Hagen. . Stadtarchivar Dr. Ralf Blank hat ein privates Tagebuch und dazu das amtliche Kriegstagebuch der Luftschutzleitung Hagen kommentiert herausgegeben – ein Pionier- Projekt.
- Stadtarchivar gibt Kriegstagebücher heraus
- Dr. Blank: Zeitzeugen werden immer weniger
- Luftschutz-Tagebuch durch Zufall erhalten
„Ich renne los durch die brennende Marienstraße und stehe vor dem Kaufhaus Sinn und kann plötzlich nirgendwo mehr hin. Um mich herum Feuer und nochmals Feuer.“ Nach dem ersten Großangriff der Alliierten Truppen am 1. Oktober 1943 liegt Hagen in Trümmern. Der NS-Funktionär Richard Römer hält in seinem Tagebuch die schrecklichen Erlebnisse fest.
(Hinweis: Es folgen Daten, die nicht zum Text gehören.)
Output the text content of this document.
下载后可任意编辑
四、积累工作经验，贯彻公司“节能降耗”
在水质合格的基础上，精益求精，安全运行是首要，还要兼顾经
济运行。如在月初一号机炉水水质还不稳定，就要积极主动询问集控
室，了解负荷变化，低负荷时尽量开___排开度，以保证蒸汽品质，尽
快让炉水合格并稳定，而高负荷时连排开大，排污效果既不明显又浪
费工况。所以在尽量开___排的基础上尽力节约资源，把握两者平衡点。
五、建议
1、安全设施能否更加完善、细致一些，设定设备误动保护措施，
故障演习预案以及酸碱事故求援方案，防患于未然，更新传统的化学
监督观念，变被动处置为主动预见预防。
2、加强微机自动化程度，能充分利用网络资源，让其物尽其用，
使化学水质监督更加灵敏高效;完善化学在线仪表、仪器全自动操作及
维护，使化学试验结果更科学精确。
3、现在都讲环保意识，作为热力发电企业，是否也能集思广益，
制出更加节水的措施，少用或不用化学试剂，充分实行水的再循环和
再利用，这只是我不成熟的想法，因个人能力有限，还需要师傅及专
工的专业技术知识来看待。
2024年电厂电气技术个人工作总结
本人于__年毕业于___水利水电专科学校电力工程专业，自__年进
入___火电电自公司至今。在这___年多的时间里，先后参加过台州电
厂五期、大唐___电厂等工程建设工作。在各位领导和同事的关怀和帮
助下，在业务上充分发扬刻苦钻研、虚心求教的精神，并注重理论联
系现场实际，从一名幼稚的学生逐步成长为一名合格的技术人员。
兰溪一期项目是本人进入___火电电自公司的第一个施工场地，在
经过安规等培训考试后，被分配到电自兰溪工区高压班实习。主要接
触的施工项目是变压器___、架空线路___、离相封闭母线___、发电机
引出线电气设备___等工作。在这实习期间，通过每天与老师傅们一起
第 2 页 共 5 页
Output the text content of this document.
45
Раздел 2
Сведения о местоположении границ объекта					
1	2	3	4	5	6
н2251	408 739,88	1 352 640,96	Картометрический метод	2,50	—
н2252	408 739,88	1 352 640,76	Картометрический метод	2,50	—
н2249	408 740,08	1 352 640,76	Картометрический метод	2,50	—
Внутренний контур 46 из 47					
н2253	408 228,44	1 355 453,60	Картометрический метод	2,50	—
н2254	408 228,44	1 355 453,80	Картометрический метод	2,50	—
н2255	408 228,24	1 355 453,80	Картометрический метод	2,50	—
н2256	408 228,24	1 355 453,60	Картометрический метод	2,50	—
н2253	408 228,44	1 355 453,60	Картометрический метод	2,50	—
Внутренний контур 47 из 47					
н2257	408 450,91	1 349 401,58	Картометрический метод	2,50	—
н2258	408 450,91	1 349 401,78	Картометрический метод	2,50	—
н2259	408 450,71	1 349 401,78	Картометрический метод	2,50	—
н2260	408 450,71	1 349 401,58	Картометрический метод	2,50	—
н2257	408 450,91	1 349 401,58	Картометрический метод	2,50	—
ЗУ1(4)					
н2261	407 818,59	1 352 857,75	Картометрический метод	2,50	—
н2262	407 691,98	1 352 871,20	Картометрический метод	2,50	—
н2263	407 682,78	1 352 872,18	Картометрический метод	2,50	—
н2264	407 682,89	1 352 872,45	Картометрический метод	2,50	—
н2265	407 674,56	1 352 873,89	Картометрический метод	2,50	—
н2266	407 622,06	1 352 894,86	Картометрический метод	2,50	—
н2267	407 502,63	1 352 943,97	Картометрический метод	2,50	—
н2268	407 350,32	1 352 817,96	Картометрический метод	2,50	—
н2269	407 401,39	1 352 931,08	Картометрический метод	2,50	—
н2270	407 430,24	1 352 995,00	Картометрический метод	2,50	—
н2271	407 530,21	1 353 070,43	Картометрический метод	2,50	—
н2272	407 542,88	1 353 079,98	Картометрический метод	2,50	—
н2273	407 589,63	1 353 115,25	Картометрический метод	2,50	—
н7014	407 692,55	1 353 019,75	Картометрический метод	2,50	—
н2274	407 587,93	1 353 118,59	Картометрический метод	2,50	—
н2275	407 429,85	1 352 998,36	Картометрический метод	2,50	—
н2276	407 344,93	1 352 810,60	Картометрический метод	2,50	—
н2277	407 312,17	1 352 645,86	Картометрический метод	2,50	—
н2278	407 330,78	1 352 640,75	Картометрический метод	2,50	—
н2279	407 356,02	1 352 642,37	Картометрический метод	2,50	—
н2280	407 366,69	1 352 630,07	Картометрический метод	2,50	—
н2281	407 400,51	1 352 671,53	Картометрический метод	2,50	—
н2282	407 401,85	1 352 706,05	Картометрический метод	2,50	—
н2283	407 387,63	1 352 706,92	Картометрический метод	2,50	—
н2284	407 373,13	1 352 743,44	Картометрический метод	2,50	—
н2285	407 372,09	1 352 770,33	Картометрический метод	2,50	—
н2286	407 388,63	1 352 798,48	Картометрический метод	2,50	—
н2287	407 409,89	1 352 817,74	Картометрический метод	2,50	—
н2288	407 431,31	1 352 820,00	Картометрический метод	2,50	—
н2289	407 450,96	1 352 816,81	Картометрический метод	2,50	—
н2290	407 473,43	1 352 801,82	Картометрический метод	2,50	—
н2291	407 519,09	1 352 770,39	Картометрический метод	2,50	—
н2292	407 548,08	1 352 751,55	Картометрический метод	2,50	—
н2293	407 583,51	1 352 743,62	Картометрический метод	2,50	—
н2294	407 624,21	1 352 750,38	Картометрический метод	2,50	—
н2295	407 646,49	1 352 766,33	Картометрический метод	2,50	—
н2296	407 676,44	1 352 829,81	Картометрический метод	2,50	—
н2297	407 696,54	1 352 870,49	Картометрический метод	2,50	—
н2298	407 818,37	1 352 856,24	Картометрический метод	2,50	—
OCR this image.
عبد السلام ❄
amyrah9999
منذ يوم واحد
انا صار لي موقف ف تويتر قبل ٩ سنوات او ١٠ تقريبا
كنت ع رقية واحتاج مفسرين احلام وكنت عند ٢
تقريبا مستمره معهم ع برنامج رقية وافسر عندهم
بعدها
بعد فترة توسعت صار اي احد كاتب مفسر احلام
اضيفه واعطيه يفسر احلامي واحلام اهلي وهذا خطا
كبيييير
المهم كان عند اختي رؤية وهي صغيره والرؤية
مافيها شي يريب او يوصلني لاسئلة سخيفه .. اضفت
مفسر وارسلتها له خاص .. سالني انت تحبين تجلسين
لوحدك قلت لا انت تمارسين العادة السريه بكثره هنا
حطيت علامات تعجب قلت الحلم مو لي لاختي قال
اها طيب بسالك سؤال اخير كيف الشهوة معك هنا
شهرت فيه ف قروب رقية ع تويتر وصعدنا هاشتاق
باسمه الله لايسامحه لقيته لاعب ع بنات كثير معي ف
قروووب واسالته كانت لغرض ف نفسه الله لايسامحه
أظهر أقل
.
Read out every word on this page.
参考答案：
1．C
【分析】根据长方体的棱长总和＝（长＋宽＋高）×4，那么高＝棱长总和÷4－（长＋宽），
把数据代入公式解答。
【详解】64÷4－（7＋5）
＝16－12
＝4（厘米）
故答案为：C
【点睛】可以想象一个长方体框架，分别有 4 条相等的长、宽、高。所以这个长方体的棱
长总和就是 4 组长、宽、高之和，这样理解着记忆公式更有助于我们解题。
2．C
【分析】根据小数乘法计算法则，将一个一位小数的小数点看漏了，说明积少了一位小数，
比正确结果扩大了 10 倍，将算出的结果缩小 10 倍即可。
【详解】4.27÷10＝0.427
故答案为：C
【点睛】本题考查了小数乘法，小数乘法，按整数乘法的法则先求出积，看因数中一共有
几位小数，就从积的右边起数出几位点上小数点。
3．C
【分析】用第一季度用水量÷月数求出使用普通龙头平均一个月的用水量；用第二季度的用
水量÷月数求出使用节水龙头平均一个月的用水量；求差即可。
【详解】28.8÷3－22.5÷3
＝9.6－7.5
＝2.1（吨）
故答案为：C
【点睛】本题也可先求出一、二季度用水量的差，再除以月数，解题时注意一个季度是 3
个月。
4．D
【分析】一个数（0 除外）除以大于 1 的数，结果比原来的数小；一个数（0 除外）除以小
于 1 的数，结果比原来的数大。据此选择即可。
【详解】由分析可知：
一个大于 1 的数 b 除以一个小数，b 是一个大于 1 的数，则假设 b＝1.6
Jetzt sind sie in Buchform nachlesbar. Stadtarchivar Dr. Ralf Blank hat Römers privates Tagebuch und dazu das amtliche Kriegstagebuch der Luftschutzleitung Hagen kommentiert herausgegeben – ein Pionier- Projekt.
Authentische Aufzeichnungen
Unsere Zeitung hatte im Gedenken an das Kriegsende 1945 vor einigen Monaten täglich in Zusammenarbeit mit Dr. Blank Auszüge aus dem Luftschutztagebuch veröffentlicht – eine Idee, die bei unseren Lesern soviel Zustimmung fand, dass schnell der Vorschlag zu einem Buch kam. „Die Zeitzeugen werden immer weniger. Authentische Quellen wie Briefe und Tagebücher übernehmen nun eine immer wichtigere Funktion bei der Vermittlung von Geschichte“, weiß der Historiker Blank. Besonders spannend ist die Kombination des von Dienst wegen sachlichen Luftschutz-Tagebuchs mit den privaten Aufzeichnungen Römers. Dieser war Parteimitglied seit 1937 und Betriebsobmann der Deutschen Arbeitsfront in den Hagener Stadtwerken, einem NS-Vorzeigebetrieb. „Man merkt, dass dieser Mann gar nicht mehr den Endsiegglauben verkündet, er stand dem Regime zunehmend kritisch gegenüber“, wertet Blank aus. „Römer führte seine Aufzeichnungen bis Anfang 1948 weiter, sie sind auch ein wichtiges Dokument zur frühen Nachkriegszeit.“
„Hilflos steht man vor dem Grauen“
Das Buch „Hilflos steht man vor dem Grauen. Tagebücher aus der Kriegs- und Nachkriegszeit 1943 - 1948“ wurde von Dr. Ralf Blank unter Mitarbeit von Andreas Korthals herausgegeben. Es ist im Klartext-Verlag erschienen, umfasst 296 Seiten und kostet 22,95 Euro.
Das Luftschutz-Tagebuch ist durch Zufall erhalten geblieben, es sollte wie so viele Akten auf Befehl der NS-Bosse verbrannt werden. „Doch der damalige Revier-Oberleutnant der Schutzpolizei Emil Seliger vergrub die Dokumente stattdessen hinter dem Stadthaus II in der Prentzelstraße, dem früheren Gebäude des Amtsgerichts“, so Blank. Bei Seligers Pensionierung gelangten sie ins Stadtarchiv.
Einzigartig in NRW
Mit seinen umfangreichen Beständen gilt das Stadtarchiv als einzigartig in NRW. Die wissenschaftliche Aufarbeitung des Zweiten Weltkriegs ist eine zentrale Aufgabe. „Bücher wie dieses eröffnen einen intimen Blick auf den Alltag der Menschen. Es ist wichtig, gerade angesichts der gegenwärtigen Situation, Quellen von ganz normalen Leuten zugänglich zu machen, die den Schrecken des Krieges zeigen“, unterstreicht Blank. Denn die alliierten Luftangriffe auf Hagen erfolgten nicht aus heiterem Himmel. Sie waren eine Folge des nationalsozialistischen Terrors. „Die Hagener Initiative, beide Tagebücher zu veröffentlichen, muss begrüßt werden, weil sie anregt, auch andernorts in die Sicherung, Auswertung und Dokumentation vergleichbarer Quellen einzutreten“, lobt Wilfried Reininghaus als Vorsitzender der Historischen Kommission für Westfalen das Buch, das mit großzügiger privater Unterstützung realisiert werden konnte.